While trying to improve the performance of my LPG parser I think I found a
serious performance bug in LPG.
Actually I can not believe that this wasn't mentioned before so if this is
known or if it is intended behaviour please appologize.
The problem arises if the same generated parser is reused to parse several
files. When a file is parsed with lpg.runtime.DeterministicParser it first
calls the method lpg.runtime.Stacks.reallocateStacks(). Here is the code
from this method:
if (stateStack == null)
{
stateStack = new int[stack_length];
locationStack = new int[stack_length];
parseStack = new Object[stack_length];
}
else
{
System.arraycopy(stateStack, 0, stateStack = new
int[stack_length], 0, old_stack_length);
System.arraycopy(locationStack, 0, locationStack = new
int[stack_length], 0, old_stack_length);
System.arraycopy(parseStack, 0, parseStack = new
Object[stack_length], 0, old_stack_length);
}
return;
As you can see if the stateStack was already created, the parser will copy
its contents into a new array with the size
old_stack_length+STACK_INCREMENT. This is done because the
reallocateStacks() method is also used to resize the stack when needed.

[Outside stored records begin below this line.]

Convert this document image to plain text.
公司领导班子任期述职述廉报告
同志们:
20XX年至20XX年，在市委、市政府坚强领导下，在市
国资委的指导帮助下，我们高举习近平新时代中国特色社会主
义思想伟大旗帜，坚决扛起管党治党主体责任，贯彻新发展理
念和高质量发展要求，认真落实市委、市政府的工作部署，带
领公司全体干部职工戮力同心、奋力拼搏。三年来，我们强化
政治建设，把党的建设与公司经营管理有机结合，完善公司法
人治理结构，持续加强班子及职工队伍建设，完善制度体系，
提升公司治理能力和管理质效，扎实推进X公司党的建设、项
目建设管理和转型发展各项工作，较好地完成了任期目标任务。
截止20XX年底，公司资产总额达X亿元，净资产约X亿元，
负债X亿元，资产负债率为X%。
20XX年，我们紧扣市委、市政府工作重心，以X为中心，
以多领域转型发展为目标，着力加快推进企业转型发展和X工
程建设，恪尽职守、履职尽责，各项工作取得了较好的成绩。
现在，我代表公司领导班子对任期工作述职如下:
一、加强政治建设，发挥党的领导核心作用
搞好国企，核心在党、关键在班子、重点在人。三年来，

This behaviour results in a memory leak and in serious performance
problems when reusing a parser instance for compiling more than one file.
After I changed my code to not reuse the parser the compilation time for
about 200 files was reduced from 10 seconds to under one second so it is
now 10 times faster.
The ParseController that gets generated by IMP also lazily instantiates
the internal DeterministicParser. So perhaps IMP suffers the same
performance problems (I'm not sure if IMP reuses the ParseController).
If someone can confirm that this is a bug I'll create a bug report for it.